P. O. : C’est un film assez peu incarné par des acteurs ou des visages. Et je suis pourtant convaincu que le cinéma est une affaire d’incarnation. Or, la puissance du décor tellurique de la mer, élément matriciel du film, lui donne peut-être cette force-là. C’est un tout, un lieu de vie et de mort, un lieu métaphysique. On peut être effrayé par la mer, on peut y voir l’avenir, ou au contraire se laisser engloutir. On peut en naître, on peut en mourir. J’en avais besoin. Dans mon film, la mer est un lieu de rendez-vous. On y retourne sans cesse. C’est un endroit que je connais depuis ma naissance, sur lequel je retourne régulièrement – près de la côte sauvage en France, entre la Bretagne et la Vendée. A chaque fois qu’on se retrouve sur le même décor, on ressent quelque chose de complètement différent. Le même endroit, les mêmes personnages, tout a changé. J’aime la nudité du décor et je suis fasciné par les vestiges de la guerre, par cette espèce de brutalisme flippant qu’on peut trouver sur certains rivages, en France et au Japon.

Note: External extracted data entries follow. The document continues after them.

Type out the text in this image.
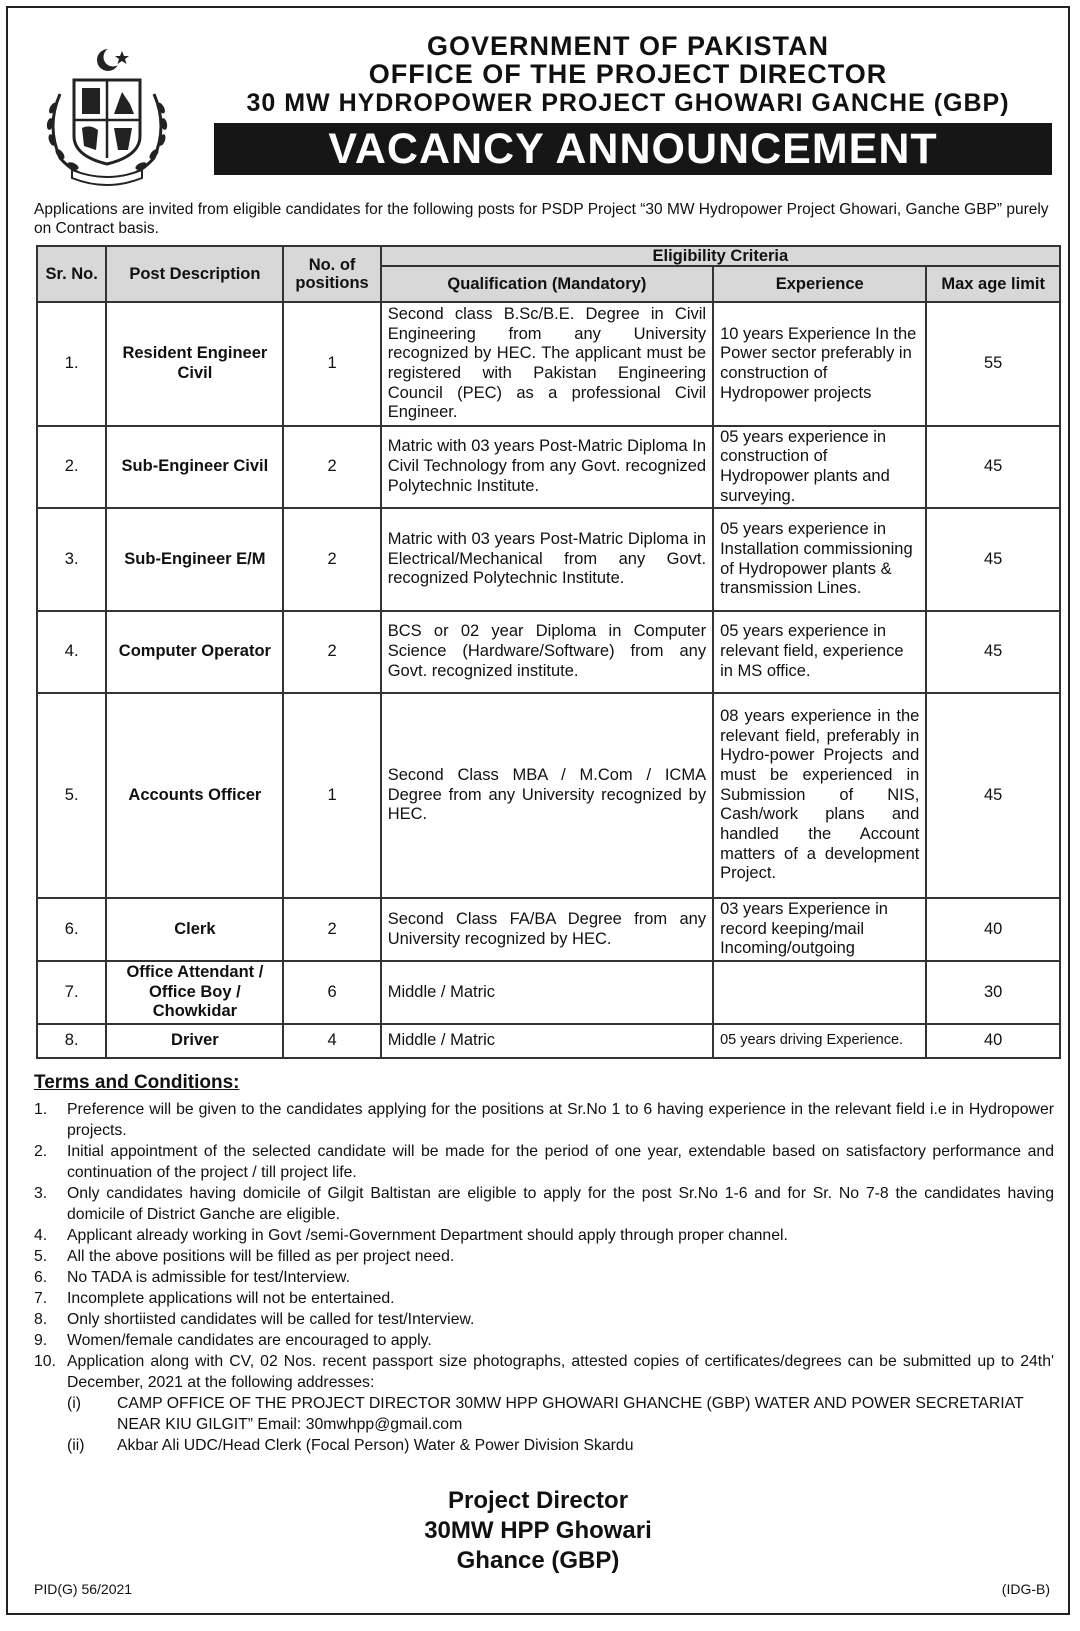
GOVERNMENT OF PAKISTAN
OFFICE OF THE PROJECT DIRECTOR
30 MW HYDROPOWER PROJECT GHOWARI GANCHE (GBP)
VACANCY ANNOUNCEMENT
Applications are invited from eligible candidates for the following posts for PSDP Project “30 MW Hydropower Project Ghowari, Ganche GBP” purely on Contract basis.
Sr. No.	Post Description	No. of positions	Eligibility Criteria		
			Qualification (Mandatory)	Experience	Max age limit
1.	Resident Engineer Civil	1	Second class B.Sc/B.E. Degree in Civil Engineering from any University recognized by HEC. The applicant must be registered with Pakistan Engineering Council (PEC) as a professional Civil Engineer.	10 years Experience In the Power sector preferably in construction of Hydropower projects	55
2.	Sub-Engineer Civil	2	Matric with 03 years Post-Matric Diploma In Civil Technology from any Govt. recognized Polytechnic Institute.	05 years experience in construction of Hydropower plants and surveying.	45
3.	Sub-Engineer E/M	2	Matric with 03 years Post-Matric Diploma in Electrical/Mechanical from any Govt. recognized Polytechnic Institute.	05 years experience in Installation commissioning of Hydropower plants & transmission Lines.	45
4.	Computer Operator	2	BCS or 02 year Diploma in Computer Science (Hardware/Software) from any Govt. recognized institute.	05 years experience in relevant field, experience in MS office.	45
5.	Accounts Officer	1	Second Class MBA / M.Com / ICMA Degree from any University recognized by HEC.	08 years experience in the relevant field, preferably in Hydro-power Projects and must be experienced in Submission of NIS, Cash/work plans and handled the Account matters of a development Project.	45
6.	Clerk	2	Second Class FA/BA Degree from any University recognized by HEC.	03 years Experience in record keeping/mail Incoming/outgoing	40
7.	Office Attendant / Office Boy / Chowkidar	6	Middle / Matric		30
8.	Driver	4	Middle / Matric	05 years driving Experience.	40
Terms and Conditions:
1.	Preference will be given to the candidates applying for the positions at Sr.No 1 to 6 having experience in the relevant field i.e in Hydropower projects.
2.	Initial appointment of the selected candidate will be made for the period of one year, extendable based on satisfactory performance and continuation of the project / till project life.
3.	Only candidates having domicile of Gilgit Baltistan are eligible to apply for the post Sr.No 1-6 and for Sr. No 7-8 the candidates having domicile of District Ganche are eligible.
4.	Applicant already working in Govt /semi-Government Department should apply through proper channel.
5.	All the above positions will be filled as per project need.
6.	No TADA is admissible for test/Interview.
7.	Incomplete applications will not be entertained.
8.	Only shortiisted candidates will be called for test/Interview.
9.	Women/female candidates are encouraged to apply.
10. Application along with CV, 02 Nos. recent passport size photographs, attested copies of certificates/degrees can be submitted up to 24th' December, 2021 at the following addresses:
(i)	CAMP OFFICE OF THE PROJECT DIRECTOR 30MW HPP GHOWARI GHANCHE (GBP) WATER AND POWER SECRETARIAT NEAR KIU GILGIT” Email: 30mwhpp@gmail.com
(ii)	Akbar Ali UDC/Head Clerk (Focal Person) Water & Power Division Skardu
Project Director
30MW HPP Ghowari
Ghance (GBP)
PID(G) 56/2021	(IDG-B)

L. : Ce sont les visages, pourtant, qui m’ont marquée dans le film. Surtout celui d’Ivan, dans une scène où il est éclairé par un rayon de soleil.
P. O. : Je n’ai pas voulu me mettre en scène en tant qu’acteur, et j’ai eu peur de faire un film sans visage. Pourtant, au fond, je suis persuadé moi aussi qu’on peut être marqué par une rencontre avec un visage sur quelques photogrammes. On n’est pas obligé de contempler quelqu’un pendant trois heures pour que ça marche. C’est comme si on croisait quelqu’un dans la rue. Il y en a énormément dans le film, effectivement.
L. : On les retient d’autant plus qu’ils sont rares. Le film évoque le monde des machines et reste pourtant particulièrement humain. On ressent avec beaucoup d’intimité ton rapport aux autres.
P. O. : C’est vrai que j’ai un rapport sensuel à ce monde-là. Il y a une forme d’animisme dans mon lien aux machines – pas seulement le mien, d’ailleurs. En réalité, on est hybridés, il faut l’assumer, le regarder. Ou alors il faut le couper complètement, c’est possible et je me verrais tout à fait le faire. Mais en l’occurrence, je cherchais une autre forme d’incarnation, qui n’est pas forcément souvent montrée au cinéma.
L. : Dans Sans soleil de Chris Marker, j’ai noté une phrase : « Il prétend que la matière électronique est la seule qui puisse traiter le sentiment, la mémoire, et l’imagination ». Je trouvais que ça représentait assez bien ce que tu faisais.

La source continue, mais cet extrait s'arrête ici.